2.        Masyarakat Klasik Pra Islam
Bangsa Arab pra Islam dapat dikelompokkan menjadi dua kategori. Pertama, Al-Arab al-Baidah merupakan bangsa Arab yang musnah, berasal dari keturunan Irom bin Saih, hanya saja sedikit yang mengetahui jejak serta kabar mereka yang terputus, sehingga dikatakan telah musnah. Nash-nash dari kitab suci atau beberapa peninggalan prasasti yang mengetahui informasi terkait dengan sejarah adanya bangsa ini pun terbatas. Kaum ‘Ad, Tsamud dan Irom termasuk dalam komunitas ini. Kedua, Al-Arab al-Baqiah merupakan komunitas yang eksis, berasal dari keturunan Sam bin Nuh, eksistensi komunitas sosialnya tetap terpelihara dalam sejarahnya. Bangsa Arab Jahiliyah termasuk dalam komunitas ini.
Al-Arab al-Baqiah digolongkan menjadi dua klan besar. Pertama, Klan Qohton berada di Arab Selatan, bangsa ini disebut komunitas Arab asli karena keturunannya tidak ada yang menikah dengan suku lain. Kedua, Klan Adnan merupakan suku yang tinggal di wilayah Arab Utara. Klan ini sering disebut al-Arob al-Musta’robah atau al-Arob al-Muta’arrobah (komunitas Arab pendatang). Disebut Arab pendatang karena salah satu keturunannya ada yang menikah dengan non Arab.
3.        Masyarakat Arab Jahiliyah
Kata Jahiliyah berasal dari kata Jahl yang secara harfiah berarti bodoh, pandir, atau tidak tahu. Ada juga yang mengartikan sebagai al-safah yaitu jelek budi pekertinya atau tolol, al-ghodob; suka marah, al-nazak; suka terburu nafsu. Kata Jahl lebih tepat diartikan sebagai perilaku yang mudah marah, lebih mengutamakan nafsu daripada akal pikiran, merendahkan orang lain dan sebagainya. Dalam al-Qur’an telah disebutkan sebanyak lima kali, yang semuanya menerangkan bahwa kata jahl selalu berkaitan dengan akhlak tercela.
Masyarakat Arab Jahiliyah merupakan masyarakat Arab pra Islam yang tinggal disekitar jazirah Arabia.
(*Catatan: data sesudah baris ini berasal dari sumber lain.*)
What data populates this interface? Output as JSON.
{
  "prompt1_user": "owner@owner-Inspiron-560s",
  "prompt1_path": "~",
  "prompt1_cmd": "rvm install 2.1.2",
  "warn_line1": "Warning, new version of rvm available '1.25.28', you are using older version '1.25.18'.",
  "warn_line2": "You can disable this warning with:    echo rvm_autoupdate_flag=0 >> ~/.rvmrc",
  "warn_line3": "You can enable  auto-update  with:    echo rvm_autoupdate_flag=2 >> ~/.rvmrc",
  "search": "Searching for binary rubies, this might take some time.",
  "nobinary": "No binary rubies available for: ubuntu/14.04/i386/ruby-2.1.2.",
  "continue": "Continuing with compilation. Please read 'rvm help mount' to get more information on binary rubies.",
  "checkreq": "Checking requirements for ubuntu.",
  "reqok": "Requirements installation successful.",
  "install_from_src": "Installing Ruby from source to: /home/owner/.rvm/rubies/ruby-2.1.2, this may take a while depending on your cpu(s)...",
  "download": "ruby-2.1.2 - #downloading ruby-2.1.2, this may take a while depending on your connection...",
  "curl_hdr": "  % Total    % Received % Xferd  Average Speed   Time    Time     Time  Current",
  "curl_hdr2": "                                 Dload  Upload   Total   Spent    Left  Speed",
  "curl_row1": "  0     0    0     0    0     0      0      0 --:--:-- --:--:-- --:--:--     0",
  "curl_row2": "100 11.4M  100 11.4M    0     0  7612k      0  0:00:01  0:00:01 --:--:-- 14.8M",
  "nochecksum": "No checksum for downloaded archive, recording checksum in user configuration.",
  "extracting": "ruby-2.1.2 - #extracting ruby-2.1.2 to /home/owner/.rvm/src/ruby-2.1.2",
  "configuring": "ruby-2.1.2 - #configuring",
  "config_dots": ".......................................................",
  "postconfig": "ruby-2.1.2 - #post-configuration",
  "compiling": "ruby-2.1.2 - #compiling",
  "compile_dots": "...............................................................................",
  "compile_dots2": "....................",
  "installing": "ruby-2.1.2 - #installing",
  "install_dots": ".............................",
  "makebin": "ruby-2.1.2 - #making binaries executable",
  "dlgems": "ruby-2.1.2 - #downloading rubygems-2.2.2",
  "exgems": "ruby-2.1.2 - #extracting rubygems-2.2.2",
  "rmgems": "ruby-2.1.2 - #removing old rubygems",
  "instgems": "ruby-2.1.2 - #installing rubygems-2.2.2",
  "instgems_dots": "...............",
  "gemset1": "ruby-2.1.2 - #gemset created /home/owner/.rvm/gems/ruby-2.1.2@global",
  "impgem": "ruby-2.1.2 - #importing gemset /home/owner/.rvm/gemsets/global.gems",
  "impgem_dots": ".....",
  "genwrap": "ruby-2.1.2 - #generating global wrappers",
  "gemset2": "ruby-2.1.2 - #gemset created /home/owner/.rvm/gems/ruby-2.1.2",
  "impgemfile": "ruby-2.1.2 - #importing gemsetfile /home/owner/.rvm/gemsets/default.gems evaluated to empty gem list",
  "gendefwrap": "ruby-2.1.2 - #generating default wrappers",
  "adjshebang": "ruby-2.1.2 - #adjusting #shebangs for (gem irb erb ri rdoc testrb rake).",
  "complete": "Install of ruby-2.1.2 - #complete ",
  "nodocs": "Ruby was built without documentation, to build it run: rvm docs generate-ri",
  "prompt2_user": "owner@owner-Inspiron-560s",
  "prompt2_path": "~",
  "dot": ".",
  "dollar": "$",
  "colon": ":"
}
Sebagian besar tanahnya tandus dan gersang, namun disanalah tempat munculnya komunitas-komunitas sosial bangsa Arab Jahiliyah.
Secara sosiologis, bangsa Arab Jahiliyah dibagi menjadi dua kelompok. Pertama kelompok masyarakat yang telah berperadaban (al-Arab al-Mutahadiroh), masyarakat ini telah hidup menetap di kota Mekkah atau disekitar Hijaz dan mengalami penetrasi akulturasi budaya dengan non Arab. Kedua, masyarakat Arab Primitif (al-Arab al-Badawah), hidupnya nomaden karena tanah yang tandus dan sedikit turun hujan, di pedalaman Jazirah Arabia dan terisolisir dari peradaban dan pengaruh bangsa non Arab. Awalnya kedua bangsa ini menetap di Arab bagian selatan.
4.        Agama dan Sistem Kepercayaan Arab Jahiliyah
Agama dan kepercayaan heterogen lebih kurang 6 yang dianut masyarakat Jahiliyah. Enam agama dan kepercayaan tersebut ialah Paganisme, Agama Samawi, Agama Ardhi, Animisme dan Dinamisme, Zindiq dan al-Dahriyah. Mayoritas masyarakat Arab Jahiliyah ini menganut sistem kepercayaan Paganisme. Sedangkan  sistem kepercayaan minoritas bangsa ini ialah al-Zindiq dan Agama Majusi. Agama Yahudi dan Nasrani hanya berkembang di wilayah tertentu. Kepercayaan Animisme dan Dinamisme dianut oleh kelompok Ashobi’in. Al-Dahriyah suatu kepercayaan yang meyakini adanya kehidupan dunia belaka, berkembang di Jazirah Arab.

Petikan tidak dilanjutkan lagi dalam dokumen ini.